0
votes

There is a whole lot of hadoop ecosystem pictures on the internet, so i struggle to get an understanding how the tools work together.

E.g. in the picture attached, why are pig and hive based on map reduce whereas the other tools like spark or storm on YARN?

Would you be so kind and explain this?

Thanks! BR

haddop ecosystem

1
Your question is not consistent. "Pig and Spark" vs "Spark and Storm"?!? Did you mean "Pig and Hive"?Samson Scharfrichter
Read about Hadoop V1 (only MapReduce for resource allocation and execution logic) vs Hadoop V2 (YARN for resource allocation, multiple exec frameworks like MR, Tez, Spark-on-Yarn, etc)Samson Scharfrichter
Pig and Hive is what i meant! I'm sorry for this mistake!madtesa

1 Answers

1
votes

The picture shows Pig and Hive on top of MapReduce. This is because MapReduce is a distributed computing engine that is used by Pig and Hive. Pig and Hive queries get executed as MapReduce jobs. It is easier to work with Pig and Hive, since they give a higher-level abstraction to work with MapReduce.

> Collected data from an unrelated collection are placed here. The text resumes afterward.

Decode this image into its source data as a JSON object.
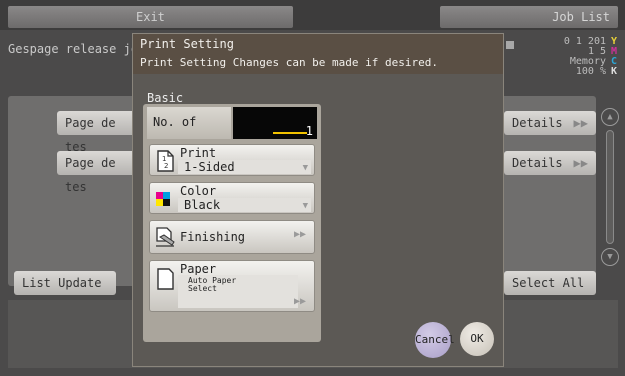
{
  "topbar": {
    "exit_label": "Exit",
    "job_list_label": "Job List"
  },
  "background": {
    "title": "Gespage release job",
    "status": {
      "line1": "0 1 201",
      "line2": "1 5",
      "memory": "Memory",
      "percent": "100 %",
      "cmyk": [
        "Y",
        "M",
        "C",
        "K"
      ]
    },
    "rows": [
      {
        "label": "Page de tes",
        "details": "Details"
      },
      {
        "label": "Page de tes",
        "details": "Details"
      }
    ],
    "list_update_label": "List Update",
    "select_all_label": "Select All"
  },
  "dialog": {
    "title": "Print Setting",
    "message": "Print Setting Changes can be made if desired.",
    "basic_label": "Basic",
    "sets": {
      "label": "No. of Sets",
      "value": "1"
    },
    "print": {
      "label": "Print",
      "value": "1-Sided"
    },
    "color": {
      "label": "Color",
      "value": "Black"
    },
    "finishing": {
      "label": "Finishing"
    },
    "paper": {
      "label": "Paper",
      "value_line1": "Auto Paper",
      "value_line2": "Select"
    },
    "cancel_label": "Cancel",
    "ok_label": "OK"
  },
  "colors": {
    "dialog_header": "#5a4f44",
    "field_cursor": "#f2c200"
  }
}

Now let's take a look at Spark/Storm/Flink on YARN in the picture. YARN is a cluster manager that allows various applications to run on top of it. Storm, Spark and Flink are all examples of applications that can run on top of YARN. MapReduce is also considered as an application that can run on YARN, as shown in the diagram. YARN handles the resource management piece so that multiple applications can share the same cluster. (If you are interested in another example of a similar technology, check out Mesos).

Finally, at the bottom of the picture is HDFS. This is the distributed storage layer that allows applications to store and access data. It provides features such as distributed storage, replication and fault tolerance.

If you are interested in deeper-dives, check out the Apache Projects page.